A prominent leader of one of Mexico's most infamous drug cartels has been arrested. But the war on drugs, along the border and in the Northwest, is hardly over.
Mexican drug lord Miguel Angel Trevino Morales was captured Monday when a military helicopter swooped down over his pickup truck. Just like that, the last of the old guard leaders of Los Zetas, Mexico's most violent drug cartel, was finally under arrest.
Sylvia Longmire, a former Special Agent with the Air Force Office of Special Investigations focusing on Mexican drug traffickers, tells KIRO Radio the only way to end the "war on drugs" is to end the need for trafficking.
"You have one of two options: either you can make all drugs completely legal from the ground up," Longmire says. "Or you can completely reduce, or completely eliminate the demand for illegal drugs in the United States. The likelihood of either one of these things happening is extremely low."
And don't think that Washington's legalization of marijuana will help much. If there are illegal drugs on the streets of Seattle, they are likely coming from south of the border, according to Longmire.

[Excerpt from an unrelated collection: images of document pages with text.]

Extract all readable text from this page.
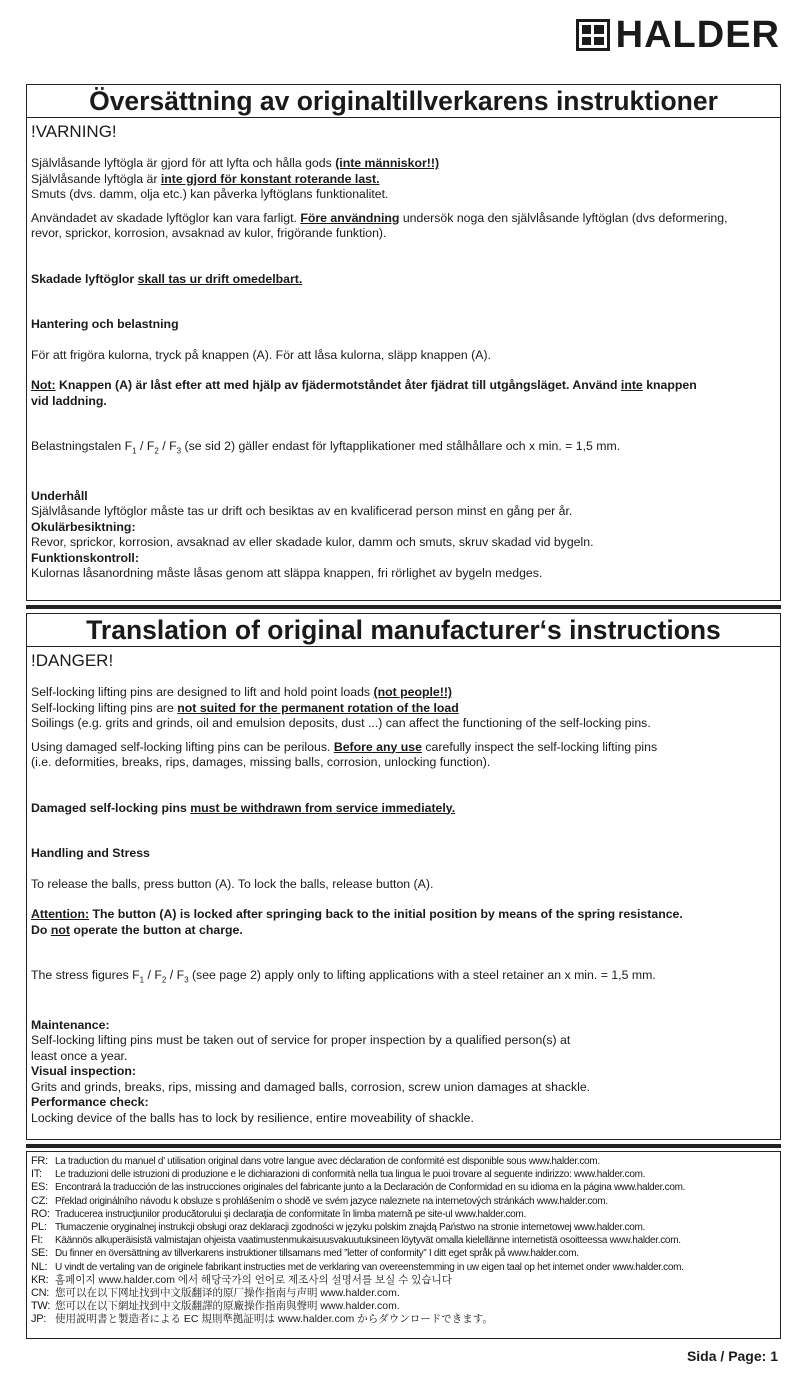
HALDER
Översättning av originaltillverkarens instruktioner
!VARNING!

Självlåsande lyftögla är gjord för att lyfta och hålla gods (inte människor!!)

Självlåsande lyftögla är inte gjord för konstant roterande last.

Smuts (dvs. damm, olja etc.) kan påverka lyftöglans funktionalitet.

Användadet av skadade lyftöglor kan vara farligt. Före användning undersök noga den självlåsande lyftöglan (dvs deformering,

revor, sprickor, korrosion, avsaknad av kulor, frigörande funktion).

Skadade lyftöglor skall tas ur drift omedelbart.

Hantering och belastning

För att frigöra kulorna, tryck på knappen (A). För att låsa kulorna, släpp knappen (A).

Not: Knappen (A) är låst efter att med hjälp av fjädermotståndet åter fjädrat till utgångsläget. Använd inte knappen

vid laddning.

Belastningstalen $F_1 / F_2 / F_3$ (se sid 2) gäller endast för lyftapplikationer med stålhållare och x min. = 1,5 mm.

Underhåll

Självlåsande lyftöglor måste tas ur drift och besiktas av en kvalificerad person minst en gång per år.

Okulärbesiktning:

Revor, sprickor, korrosion, avsaknad av eller skadade kulor, damm och smuts, skruv skadad vid bygeln.

Funktionskontroll:

Kulornas låsanordning måste låsas genom att släppa knappen, fri rörlighet av bygeln medges.

Translation of original manufacturer‘s instructions
!DANGER!

Self-locking lifting pins are designed to lift and hold point loads (not people!!)

Self-locking lifting pins are not suited for the permanent rotation of the load

Soilings (e.g. grits and grinds, oil and emulsion deposits, dust ...) can affect the functioning of the self-locking pins.

Using damaged self-locking lifting pins can be perilous. Before any use carefully inspect the self-locking lifting pins

(i.e. deformities, breaks, rips, damages, missing balls, corrosion, unlocking function).

Damaged self-locking pins must be withdrawn from service immediately.

Handling and Stress

To release the balls, press button (A). To lock the balls, release button (A).

Attention: The button (A) is locked after springing back to the initial position by means of the spring resistance.

Do not operate the button at charge.

The stress figures $F_1 / F_2 / F_3$ (see page 2) apply only to lifting applications with a steel retainer an x min. = 1,5 mm.

Maintenance:

Self-locking lifting pins must be taken out of service for proper inspection by a qualified person(s) at

least once a year.

Visual inspection:

Grits and grinds, breaks, rips, missing and damaged balls, corrosion, screw union damages at shackle.

Performance check:

Locking device of the balls has to lock by resilience, entire moveability of shackle.

FR: La traduction du manuel d’ utilisation original dans votre langue avec déclaration de conformité est disponible sous www.halder.com.
IT:	Le traduzioni delle istruzioni di produzione e le dichiarazioni di conformità nella tua lingua le puoi trovare al seguente indirizzo: www.halder.com.
ES: Encontrará la traducción de las instrucciones originales del fabricante junto a la Declaración de Conformidad en su idioma en la página www.halder.com.
CZ: Překlad originálního návodu k obsluze s prohlášením o shodě ve svém jazyce naleznete na internetových stránkách www.halder.com.
RO: Traducerea instrucţiunilor producătorului şi declaraţia de conformitate în limba maternă pe site-ul www.halder.com.
PL: Tłumaczenie oryginalnej instrukcji obsługi oraz deklaracji zgodności w języku polskim znajdą Państwo na stronie internetowej www.halder.com.
FI:	Käännös alkuperäisistä valmistajan ohjeista vaatimustenmukaisuusvakuutuksineen löytyvät omalla kielellänne internetistä osoitteessa www.halder.com.
SE: Du finner en översättning av tillverkarens instruktioner tillsamans med ”letter of conformity” I ditt eget språk på www.halder.com.
NL: U vindt de vertaling van de originele fabrikant instructies met de verklaring van overeenstemming in uw eigen taal op het internet onder www.halder.com.
KR: 홈페이지 www.halder.com 에서 해당국가의 언어로 제조사의 설명서를 보실 수 있습니다
CN: 您可以在以下网址找到中文版翻译的原厂操作指南与声明 www.halder.com.
TW: 您可以在以下網址找到中文版翻譯的原廠操作指南與聲明 www.halder.com.
JP: 使用説明書と製造者による EC 規則準拠証明は www.halder.com からダウンロードできます。
Sida / Page: 1
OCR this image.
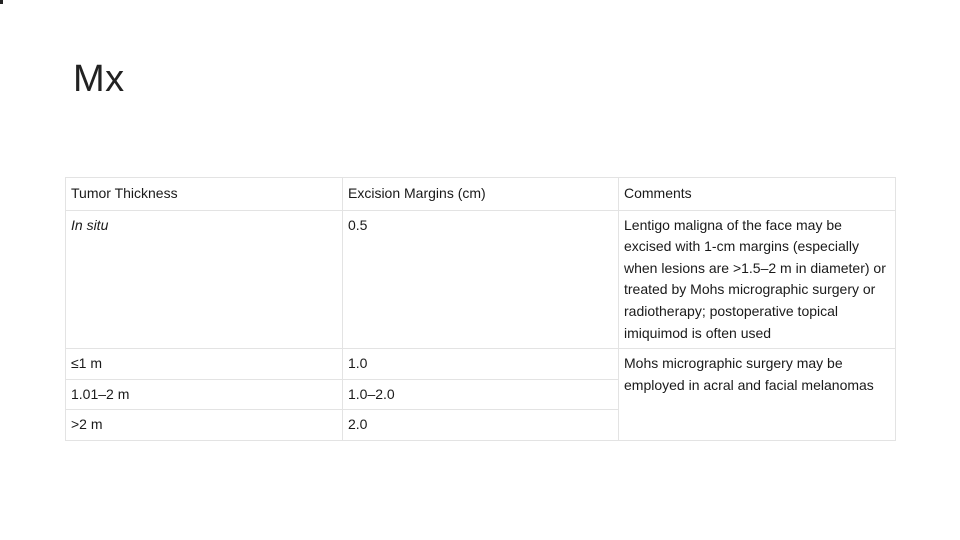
Mx
Tumor Thickness	Excision Margins (cm)	Comments
In situ	0.5	Lentigo maligna of the face may be excised with 1-cm margins (especially when lesions are >1.5–2 m in diameter) or treated by Mohs micrographic surgery or radiotherapy; postoperative topical imiquimod is often used
≤1 m	1.0	Mohs micrographic surgery may be employed in acral and facial melanomas
1.01–2 m	1.0–2.0	
>2 m	2.0	
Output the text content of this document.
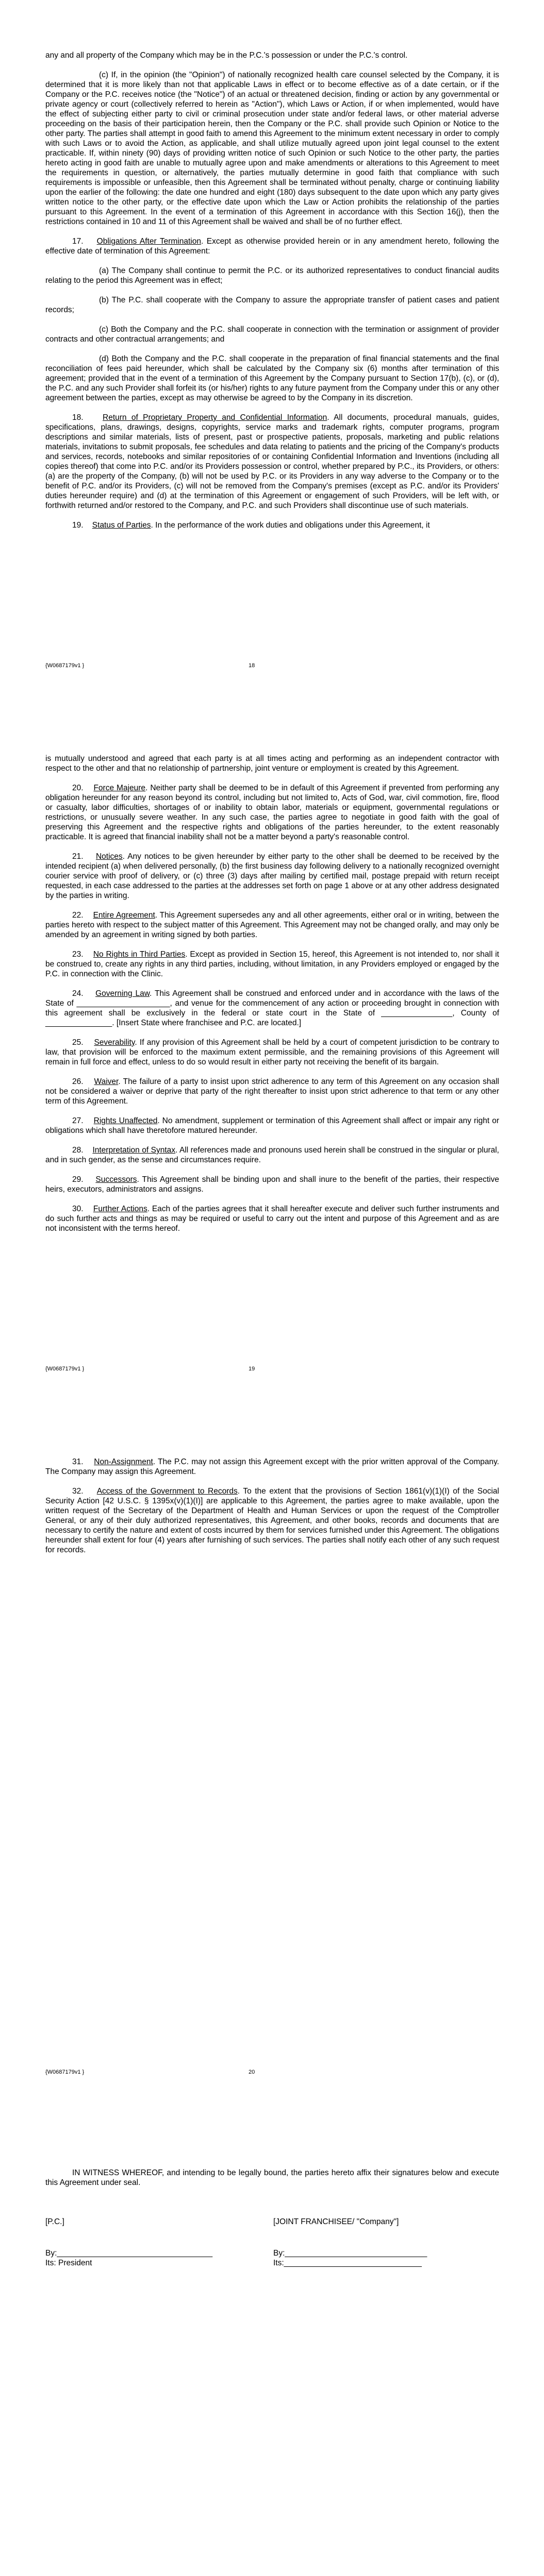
any and all property of the Company which may be in the P.C.'s possession or under the P.C.'s control.

(c) If, in the opinion (the "Opinion") of nationally recognized health care counsel selected by the Company, it is determined that it is more likely than not that applicable Laws in effect or to become effective as of a date certain, or if the Company or the P.C. receives notice (the "Notice") of an actual or threatened decision, finding or action by any governmental or private agency or court (collectively referred to herein as "Action"), which Laws or Action, if or when implemented, would have the effect of subjecting either party to civil or criminal prosecution under state and/or federal laws, or other material adverse proceeding on the basis of their participation herein, then the Company or the P.C. shall provide such Opinion or Notice to the other party. The parties shall attempt in good faith to amend this Agreement to the minimum extent necessary in order to comply with such Laws or to avoid the Action, as applicable, and shall utilize mutually agreed upon joint legal counsel to the extent practicable. If, within ninety (90) days of providing written notice of such Opinion or such Notice to the other party, the parties hereto acting in good faith are unable to mutually agree upon and make amendments or alterations to this Agreement to meet the requirements in question, or alternatively, the parties mutually determine in good faith that compliance with such requirements is impossible or unfeasible, then this Agreement shall be terminated without penalty, charge or continuing liability upon the earlier of the following: the date one hundred and eight (180) days subsequent to the date upon which any party gives written notice to the other party, or the effective date upon which the Law or Action prohibits the relationship of the parties pursuant to this Agreement. In the event of a termination of this Agreement in accordance with this Section 16(j), then the restrictions contained in 10 and 11 of this Agreement shall be waived and shall be of no further effect.

17. Obligations After Termination. Except as otherwise provided herein or in any amendment hereto, following the effective date of termination of this Agreement:

(a) The Company shall continue to permit the P.C. or its authorized representatives to conduct financial audits relating to the period this Agreement was in effect;

(b) The P.C. shall cooperate with the Company to assure the appropriate transfer of patient cases and patient records;

(c) Both the Company and the P.C. shall cooperate in connection with the termination or assignment of provider contracts and other contractual arrangements; and

(d) Both the Company and the P.C. shall cooperate in the preparation of final financial statements and the final reconciliation of fees paid hereunder, which shall be calculated by the Company six (6) months after termination of this agreement; provided that in the event of a termination of this Agreement by the Company pursuant to Section 17(b), (c), or (d), the P.C. and any such Provider shall forfeit its (or his/her) rights to any future payment from the Company under this or any other agreement between the parties, except as may otherwise be agreed to by the Company in its discretion.

18. Return of Proprietary Property and Confidential Information. All documents, procedural manuals, guides, specifications, plans, drawings, designs, copyrights, service marks and trademark rights, computer programs, program descriptions and similar materials, lists of present, past or prospective patients, proposals, marketing and public relations materials, invitations to submit proposals, fee schedules and data relating to patients and the pricing of the Company's products and services, records, notebooks and similar repositories of or containing Confidential Information and Inventions (including all copies thereof) that come into P.C. and/or its Providers possession or control, whether prepared by P.C., its Providers, or others: (a) are the property of the Company, (b) will not be used by P.C. or its Providers in any way adverse to the Company or to the benefit of P.C. and/or its Providers, (c) will not be removed from the Company's premises (except as P.C. and/or its Providers' duties hereunder require) and (d) at the termination of this Agreement or engagement of such Providers, will be left with, or forthwith returned and/or restored to the Company, and P.C. and such Providers shall discontinue use of such materials.

19. Status of Parties. In the performance of the work duties and obligations under this Agreement, it

{W0687179v1 }	18

is mutually understood and agreed that each party is at all times acting and performing as an independent contractor with respect to the other and that no relationship of partnership, joint venture or employment is created by this Agreement.

20. Force Majeure. Neither party shall be deemed to be in default of this Agreement if prevented from performing any obligation hereunder for any reason beyond its control, including but not limited to, Acts of God, war, civil commotion, fire, flood or casualty, labor difficulties, shortages of or inability to obtain labor, materials or equipment, governmental regulations or restrictions, or unusually severe weather. In any such case, the parties agree to negotiate in good faith with the goal of preserving this Agreement and the respective rights and obligations of the parties hereunder, to the extent reasonably practicable. It is agreed that financial inability shall not be a matter beyond a party's reasonable control.

21. Notices. Any notices to be given hereunder by either party to the other shall be deemed to be received by the intended recipient (a) when delivered personally, (b) the first business day following delivery to a nationally recognized overnight courier service with proof of delivery, or (c) three (3) days after mailing by certified mail, postage prepaid with return receipt requested, in each case addressed to the parties at the addresses set forth on page 1 above or at any other address designated by the parties in writing.

22. Entire Agreement. This Agreement supersedes any and all other agreements, either oral or in writing, between the parties hereto with respect to the subject matter of this Agreement. This Agreement may not be changed orally, and may only be amended by an agreement in writing signed by both parties.

23. No Rights in Third Parties. Except as provided in Section 15, hereof, this Agreement is not intended to, nor shall it be construed to, create any rights in any third parties, including, without limitation, in any Providers employed or engaged by the P.C. in connection with the Clinic.

24. Governing Law. This Agreement shall be construed and enforced under and in accordance with the laws of the State of _____________________, and venue for the commencement of any action or proceeding brought in connection with this agreement shall be exclusively in the federal or state court in the State of ________________, County of _______________. [Insert State where franchisee and P.C. are located.]

25. Severability. If any provision of this Agreement shall be held by a court of competent jurisdiction to be contrary to law, that provision will be enforced to the maximum extent permissible, and the remaining provisions of this Agreement will remain in full force and effect, unless to do so would result in either party not receiving the benefit of its bargain.

26. Waiver. The failure of a party to insist upon strict adherence to any term of this Agreement on any occasion shall not be considered a waiver or deprive that party of the right thereafter to insist upon strict adherence to that term or any other term of this Agreement.

27. Rights Unaffected. No amendment, supplement or termination of this Agreement shall affect or impair any right or obligations which shall have theretofore matured hereunder.

28. Interpretation of Syntax. All references made and pronouns used herein shall be construed in the singular or plural, and in such gender, as the sense and circumstances require.

29. Successors. This Agreement shall be binding upon and shall inure to the benefit of the parties, their respective heirs, executors, administrators and assigns.

30. Further Actions. Each of the parties agrees that it shall hereafter execute and deliver such further instruments and do such further acts and things as may be required or useful to carry out the intent and purpose of this Agreement and as are not inconsistent with the terms hereof.

{W0687179v1 }	19

31. Non-Assignment. The P.C. may not assign this Agreement except with the prior written approval of the Company. The Company may assign this Agreement.

32. Access of the Government to Records. To the extent that the provisions of Section 1861(v)(1)(I) of the Social Security Action [42 U.S.C. § 1395x(v)(1)(I)] are applicable to this Agreement, the parties agree to make available, upon the written request of the Secretary of the Department of Health and Human Services or upon the request of the Comptroller General, or any of their duly authorized representatives, this Agreement, and other books, records and documents that are necessary to certify the nature and extent of costs incurred by them for services furnished under this Agreement. The obligations hereunder shall extent for four (4) years after furnishing of such services. The parties shall notify each other of any such request for records.

{W0687179v1 }	20

IN WITNESS WHEREOF, and intending to be legally bound, the parties hereto affix their signatures below and execute this Agreement under seal.

[P.C.]
By:___________________________________
Its: President
[JOINT FRANCHISEE/ "Company"]
By:________________________________
Its:_______________________________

"The cartels definitely have a big presence in the United States," she says. "The biggest money-maker for the cartels is cocaine, and also they're making an increasing amount from black tar heroin and also from methamphetamines."
There has been at least one sign that Los Zetas operated in Seattle. Graffiti appeared in Seattle's South Park neighborhood in 2012, claiming the Zetas were on their way. But experts seemed dubious of its validity.
While the presence of drug cartels in Seattle can be questioned, there's no doubt they have been tied to Washington state in the past. Martin Omar Estrada Luna, a cartel member who authorities believed was responsible for the deaths of up to 200 people, grew up in the Tieton area of Yakima County where he had plenty of run-ins with police. Estrada was deported in 2009 and arrested in 2011 in Nuevo Laredo.